Abstract

We study the self-organization of bidisperse mixtures of hard spheres in two dimensions by simulating random sequential adsorption (RSA) of tethered hard disks that undergo limited Monte Carlo surface diffusion. The tethers place a control on the local entropy of the disks by constraining their movement within a specified distance from their original adsorption positions. By tuning the tether length, from zero (the pure RSA process) to infinity (near-equilibrium conditions), the kinetic pathway to monolayer formation can be varied. Previously [J. J. Gray et al., Phys. Rev. Lett. 85, 4430 (2000); Langmuir 17, 2317 (2001)], we generated nonequilibrium phase diagrams for size-monodisperse and size-polydisperse hard disks as a function of surface coverage, size distribution, and tether length to reveal the occurrence of hexagonal close-packed, hexatic, and disordered phases.
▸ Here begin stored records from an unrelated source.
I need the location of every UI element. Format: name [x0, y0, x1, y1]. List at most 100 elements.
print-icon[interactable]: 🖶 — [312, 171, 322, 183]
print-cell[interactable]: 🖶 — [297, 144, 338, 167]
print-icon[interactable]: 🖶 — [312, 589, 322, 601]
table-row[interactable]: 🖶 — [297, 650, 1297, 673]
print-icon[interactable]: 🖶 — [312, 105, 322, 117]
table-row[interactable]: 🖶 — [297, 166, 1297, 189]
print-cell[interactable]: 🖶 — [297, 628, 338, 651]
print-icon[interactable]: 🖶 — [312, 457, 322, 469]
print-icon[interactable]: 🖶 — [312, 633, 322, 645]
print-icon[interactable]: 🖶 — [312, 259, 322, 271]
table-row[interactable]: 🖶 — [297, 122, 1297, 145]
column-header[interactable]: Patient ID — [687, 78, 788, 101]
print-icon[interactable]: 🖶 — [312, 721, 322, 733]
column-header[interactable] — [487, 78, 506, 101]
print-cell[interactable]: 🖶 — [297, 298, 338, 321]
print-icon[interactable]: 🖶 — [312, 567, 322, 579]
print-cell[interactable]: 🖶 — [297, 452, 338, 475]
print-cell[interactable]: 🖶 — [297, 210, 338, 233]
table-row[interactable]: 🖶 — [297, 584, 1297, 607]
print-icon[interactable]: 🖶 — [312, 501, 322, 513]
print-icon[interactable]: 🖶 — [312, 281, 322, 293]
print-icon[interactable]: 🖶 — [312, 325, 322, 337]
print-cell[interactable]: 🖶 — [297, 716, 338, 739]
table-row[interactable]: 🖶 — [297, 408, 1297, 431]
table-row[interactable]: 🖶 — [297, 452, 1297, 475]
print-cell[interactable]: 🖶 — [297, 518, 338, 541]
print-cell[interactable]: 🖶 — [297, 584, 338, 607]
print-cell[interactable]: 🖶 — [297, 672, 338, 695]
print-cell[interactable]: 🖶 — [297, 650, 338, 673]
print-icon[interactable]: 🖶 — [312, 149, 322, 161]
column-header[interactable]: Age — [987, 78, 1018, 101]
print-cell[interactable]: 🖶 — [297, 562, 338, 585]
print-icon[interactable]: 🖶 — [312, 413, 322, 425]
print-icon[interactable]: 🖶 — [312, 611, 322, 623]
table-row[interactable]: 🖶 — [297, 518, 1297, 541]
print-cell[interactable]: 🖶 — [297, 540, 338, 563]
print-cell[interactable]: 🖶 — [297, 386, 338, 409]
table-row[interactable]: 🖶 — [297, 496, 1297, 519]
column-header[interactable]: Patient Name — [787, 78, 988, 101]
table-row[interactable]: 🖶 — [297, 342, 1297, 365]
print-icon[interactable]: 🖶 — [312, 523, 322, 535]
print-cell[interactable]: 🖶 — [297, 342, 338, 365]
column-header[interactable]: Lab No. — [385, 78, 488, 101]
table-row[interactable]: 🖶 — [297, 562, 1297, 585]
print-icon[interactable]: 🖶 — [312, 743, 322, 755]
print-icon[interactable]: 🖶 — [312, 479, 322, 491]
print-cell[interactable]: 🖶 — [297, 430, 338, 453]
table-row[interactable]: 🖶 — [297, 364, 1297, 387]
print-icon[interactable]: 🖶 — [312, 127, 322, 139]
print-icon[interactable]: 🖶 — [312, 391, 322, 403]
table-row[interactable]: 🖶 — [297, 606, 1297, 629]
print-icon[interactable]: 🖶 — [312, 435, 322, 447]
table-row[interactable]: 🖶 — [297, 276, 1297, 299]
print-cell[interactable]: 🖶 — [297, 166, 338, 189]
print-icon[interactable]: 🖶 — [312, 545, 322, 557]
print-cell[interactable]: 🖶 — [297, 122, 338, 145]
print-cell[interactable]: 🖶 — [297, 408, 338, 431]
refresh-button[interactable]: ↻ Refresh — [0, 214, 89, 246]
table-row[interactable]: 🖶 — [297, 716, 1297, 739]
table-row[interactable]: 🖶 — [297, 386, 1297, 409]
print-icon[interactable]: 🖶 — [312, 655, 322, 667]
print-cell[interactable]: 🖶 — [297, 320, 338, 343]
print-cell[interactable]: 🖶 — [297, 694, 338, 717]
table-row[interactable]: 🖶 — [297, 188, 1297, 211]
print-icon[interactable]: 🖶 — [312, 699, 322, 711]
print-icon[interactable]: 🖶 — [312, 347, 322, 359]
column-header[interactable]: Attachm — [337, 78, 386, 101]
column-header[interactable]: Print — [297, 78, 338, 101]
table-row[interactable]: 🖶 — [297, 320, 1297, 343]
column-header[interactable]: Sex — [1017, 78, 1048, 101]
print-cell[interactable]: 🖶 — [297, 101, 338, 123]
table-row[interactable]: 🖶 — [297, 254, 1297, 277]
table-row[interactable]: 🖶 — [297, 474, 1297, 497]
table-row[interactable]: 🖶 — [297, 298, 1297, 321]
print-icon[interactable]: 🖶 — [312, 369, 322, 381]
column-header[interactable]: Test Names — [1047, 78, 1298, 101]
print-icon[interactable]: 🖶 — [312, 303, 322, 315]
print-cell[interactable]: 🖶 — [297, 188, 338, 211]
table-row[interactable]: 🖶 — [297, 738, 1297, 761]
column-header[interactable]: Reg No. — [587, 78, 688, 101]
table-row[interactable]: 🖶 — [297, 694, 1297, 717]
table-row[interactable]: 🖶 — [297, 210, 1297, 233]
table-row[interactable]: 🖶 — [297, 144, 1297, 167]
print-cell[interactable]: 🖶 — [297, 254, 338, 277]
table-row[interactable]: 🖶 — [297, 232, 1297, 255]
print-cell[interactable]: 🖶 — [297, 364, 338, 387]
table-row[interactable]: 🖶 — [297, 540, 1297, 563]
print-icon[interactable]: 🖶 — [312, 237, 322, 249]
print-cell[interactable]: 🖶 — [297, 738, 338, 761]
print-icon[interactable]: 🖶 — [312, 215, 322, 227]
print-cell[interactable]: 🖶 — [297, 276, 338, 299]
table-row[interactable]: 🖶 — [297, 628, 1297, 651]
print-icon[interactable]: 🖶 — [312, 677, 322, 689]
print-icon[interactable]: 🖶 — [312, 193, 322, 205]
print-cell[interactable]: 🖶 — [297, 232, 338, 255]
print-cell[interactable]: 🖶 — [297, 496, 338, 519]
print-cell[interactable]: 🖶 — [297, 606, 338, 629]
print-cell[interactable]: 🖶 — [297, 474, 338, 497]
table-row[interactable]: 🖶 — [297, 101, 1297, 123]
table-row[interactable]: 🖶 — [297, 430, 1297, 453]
Bidisperse hard disks potentially offer increasingly diverse phase diagrams, with the possible occurrence of spatially and compositionally organized superlattices. Geometric packing calculations anticipate the formation of close-packed lattices in two dimensions for particle size ratios sigma=R(S)/R(L)=0.53, 0.414, and 0.155. The simulations of these systems presented here, however, reveal that RSA kinetics frustrate superlattice ordering, even for infinite tethers. The calculated jamming limits fall well below the minimum surface coverages necessary for stable ordering, as determined by melting simulations.